Hierna zien we Bowman in zijn ruimteveer bij Jupiter zweven en wordt ook hij geconfronteerd met een monoliet. Plotseling wordt hij in een stargate, een tunnel gezogen en komt hij uiteindelijk in een andere dimensie terecht, uitgebeeld als een soort 18e -eeuwse paleiskamer. Deze stargate transformatie verbeeld Kubrick als een minuten lange aaneenschakeling van speciale effecten, hallucinerend van karakter. Wanneer Bowman door het raampje van zijn shuttle de kamer in kijkt, ziet hij zichzelf. We zien Bowman vervolgens in die 18e -eeuwse vertrekken de verschillende levensstadia doorlopen totdat hij als een oude man op bed ligt.

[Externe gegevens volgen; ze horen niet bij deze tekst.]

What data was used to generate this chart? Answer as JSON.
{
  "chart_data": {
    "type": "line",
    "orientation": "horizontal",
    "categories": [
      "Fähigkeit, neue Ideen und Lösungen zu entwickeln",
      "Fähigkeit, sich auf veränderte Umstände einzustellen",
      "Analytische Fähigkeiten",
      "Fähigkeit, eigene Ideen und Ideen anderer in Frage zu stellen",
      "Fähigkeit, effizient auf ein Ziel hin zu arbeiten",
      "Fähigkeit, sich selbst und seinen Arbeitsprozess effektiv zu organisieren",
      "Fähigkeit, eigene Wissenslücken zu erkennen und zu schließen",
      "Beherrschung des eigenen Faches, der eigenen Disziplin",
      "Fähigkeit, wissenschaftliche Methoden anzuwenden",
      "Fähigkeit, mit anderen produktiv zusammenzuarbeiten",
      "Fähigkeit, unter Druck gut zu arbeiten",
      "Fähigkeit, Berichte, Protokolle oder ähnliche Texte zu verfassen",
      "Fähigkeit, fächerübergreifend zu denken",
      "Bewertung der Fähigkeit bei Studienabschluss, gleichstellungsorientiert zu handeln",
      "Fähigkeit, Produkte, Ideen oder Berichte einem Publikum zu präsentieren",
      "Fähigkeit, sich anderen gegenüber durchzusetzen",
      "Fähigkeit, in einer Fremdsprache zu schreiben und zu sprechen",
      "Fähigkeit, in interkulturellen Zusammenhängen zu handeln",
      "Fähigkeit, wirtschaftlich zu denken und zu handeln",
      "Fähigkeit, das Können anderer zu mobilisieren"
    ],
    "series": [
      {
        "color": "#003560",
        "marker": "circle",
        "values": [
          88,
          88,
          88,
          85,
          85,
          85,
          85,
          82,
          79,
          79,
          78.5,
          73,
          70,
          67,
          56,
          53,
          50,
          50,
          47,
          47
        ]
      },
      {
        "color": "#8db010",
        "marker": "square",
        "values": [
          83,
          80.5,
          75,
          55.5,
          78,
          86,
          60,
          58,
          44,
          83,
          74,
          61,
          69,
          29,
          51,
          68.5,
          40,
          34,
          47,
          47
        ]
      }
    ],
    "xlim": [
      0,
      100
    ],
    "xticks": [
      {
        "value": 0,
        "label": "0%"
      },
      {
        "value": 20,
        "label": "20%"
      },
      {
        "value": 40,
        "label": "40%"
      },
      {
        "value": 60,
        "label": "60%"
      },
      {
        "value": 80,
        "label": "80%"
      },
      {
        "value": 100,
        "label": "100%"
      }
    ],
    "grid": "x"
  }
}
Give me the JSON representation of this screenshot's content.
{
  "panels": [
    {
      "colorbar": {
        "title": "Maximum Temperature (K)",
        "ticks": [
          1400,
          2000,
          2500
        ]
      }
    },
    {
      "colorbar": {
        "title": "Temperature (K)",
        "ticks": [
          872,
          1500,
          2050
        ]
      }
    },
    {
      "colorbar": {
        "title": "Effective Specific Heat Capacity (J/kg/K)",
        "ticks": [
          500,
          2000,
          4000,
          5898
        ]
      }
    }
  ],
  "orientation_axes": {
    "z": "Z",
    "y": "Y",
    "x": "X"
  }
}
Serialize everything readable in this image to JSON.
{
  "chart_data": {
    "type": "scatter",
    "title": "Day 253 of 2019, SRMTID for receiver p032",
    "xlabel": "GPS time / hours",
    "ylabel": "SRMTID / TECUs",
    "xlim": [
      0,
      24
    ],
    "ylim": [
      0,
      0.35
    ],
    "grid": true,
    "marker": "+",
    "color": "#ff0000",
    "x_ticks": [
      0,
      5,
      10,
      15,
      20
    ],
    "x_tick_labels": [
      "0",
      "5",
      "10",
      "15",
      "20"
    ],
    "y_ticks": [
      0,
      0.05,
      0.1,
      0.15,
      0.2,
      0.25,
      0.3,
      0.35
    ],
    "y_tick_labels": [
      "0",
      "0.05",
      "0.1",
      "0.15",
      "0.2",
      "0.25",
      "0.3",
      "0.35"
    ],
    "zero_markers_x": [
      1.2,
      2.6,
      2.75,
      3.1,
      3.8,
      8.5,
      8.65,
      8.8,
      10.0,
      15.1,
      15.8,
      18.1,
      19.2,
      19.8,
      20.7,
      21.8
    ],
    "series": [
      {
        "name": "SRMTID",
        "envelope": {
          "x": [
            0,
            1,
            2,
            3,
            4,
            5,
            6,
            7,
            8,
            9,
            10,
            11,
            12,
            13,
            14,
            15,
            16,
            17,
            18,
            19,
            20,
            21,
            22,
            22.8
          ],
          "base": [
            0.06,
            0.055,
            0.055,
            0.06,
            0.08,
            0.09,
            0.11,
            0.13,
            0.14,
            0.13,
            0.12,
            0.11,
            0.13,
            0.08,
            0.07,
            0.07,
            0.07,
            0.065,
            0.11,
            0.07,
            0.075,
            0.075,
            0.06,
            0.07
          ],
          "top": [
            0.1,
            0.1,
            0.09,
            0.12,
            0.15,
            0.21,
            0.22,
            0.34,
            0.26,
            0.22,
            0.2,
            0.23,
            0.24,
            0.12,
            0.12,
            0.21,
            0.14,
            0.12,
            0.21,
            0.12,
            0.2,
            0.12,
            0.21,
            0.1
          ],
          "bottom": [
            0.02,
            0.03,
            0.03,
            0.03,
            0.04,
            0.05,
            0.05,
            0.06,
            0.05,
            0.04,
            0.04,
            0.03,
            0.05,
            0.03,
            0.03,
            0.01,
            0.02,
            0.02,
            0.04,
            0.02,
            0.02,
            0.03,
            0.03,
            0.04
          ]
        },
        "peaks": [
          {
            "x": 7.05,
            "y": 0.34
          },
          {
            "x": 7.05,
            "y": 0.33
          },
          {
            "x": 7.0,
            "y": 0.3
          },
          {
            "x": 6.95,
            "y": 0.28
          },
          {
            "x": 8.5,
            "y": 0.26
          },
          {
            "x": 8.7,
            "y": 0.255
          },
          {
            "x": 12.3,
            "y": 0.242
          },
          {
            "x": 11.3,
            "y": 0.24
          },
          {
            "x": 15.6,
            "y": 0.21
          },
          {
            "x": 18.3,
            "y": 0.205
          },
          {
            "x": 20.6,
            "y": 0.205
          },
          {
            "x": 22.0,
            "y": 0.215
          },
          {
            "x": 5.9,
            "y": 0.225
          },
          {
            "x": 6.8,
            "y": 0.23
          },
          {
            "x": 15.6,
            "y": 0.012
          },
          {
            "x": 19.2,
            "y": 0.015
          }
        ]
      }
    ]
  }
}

Plotseling staat dan weer die monoliet voor het bed, waar Bowman zich naar uitstrekt. Dan gaat het weer over in de ruimte en zien we een embryo zweven, dat naar de aarde gaat. Het laatste beeld van de film is het embryo dat zwevend naast de aarde de toeschouwers aankijkt.

Thomas Allen Nelson maakte eerder in zijn biografie van Kubrick Inside a film artist’s maze (1982) niet nadrukkelijk gebruik van de termen modernisme en postmodernisme, maar geeft toch ook duidelijk aan dat de films van Kubrick in de postmoderne tijd geplaatst moeten worden. Nelson doet dit specifiek door Kubrick en de generatie cineasten voor hem tegenover elkaar te plaatsen om vervolgens te laten zien hoe hun verschillende visies op het bestaan zich vertalen in hun films. De eerdere generatie cineasten en filmtheoretici ging er volgens hem nog vanuit dat de mens de werkelijkheid rationeel kon indelen en doorgronden. Of hun films nou realistisch of bijvoorbeeld impressionistisch waren, ze werkten vanuit de overtuiging dat er verklaringen waren voor alle tegenstrijdigheden van het bestaan. Film stelde in die zin eerder gerust, dan dat het desoriënterend werkte. Nelson heeft het over een modernistische filmkunst die werkt vanuit vertrouwen en geloof in absolute rationele waarheden. Hiertegen over stelt hij het werk van Kubrick. Volgens Nelson spreken er hele andere gevoelens uit het werk van Kubrick omdat het leven in zijn tijd anders ervaren wordt. Gezaghebbende visies op de 'realiteit', voor zover die er nog zijn, worden door Kubrick ondergraven. Nelson schetst een beeld dat sterk overeen komt met Harvey ’s omschrijvingen van het postmodernisme: er is een overdaad aan informatie waarmee de communicatieve media ons constant bombarderen. De wereld doet zich soms chaotisch, tegenstrijdig, gewelddadig en absurd aan ons voor en geeft vaak een gevoel van onveiligheid en onzekerheid. In zo’n wereld zijn Kubricks films ontstaan en met die gedachte moeten ze volgens Nelson bekeken worden. Om te beginnen heeft Nelson het in zijn beschrijving van Kubricks films over een constante van scepsis ten opzichte van de menselijke ontwikkeling in het algemeen. Volgens Nelson is die scepsis in zo goed als alle films van Kubrick terug te vinden. In 2001: A space odyssey ziet hij dit ook, al in een vroeg stadium van de film, bij de ontdekking van werktuig als wapen door de aapmensen. In de mensen van de toekomst ziet Kubrick niet veel positieve verandering in vergelijking met de aapmensen. Miljoenen jaren verder in de tijd, met de meest fantastische technische ontwikkelingen achter de rug, hebben we eigenlijk nog geen flauw benul van wat het bestaan nou eigenlijk inhoud. Volgens Nelson lijkt Kubrick te willen zeggen dat er eigenlijk geen wezenlijke vooruitgang is geweest.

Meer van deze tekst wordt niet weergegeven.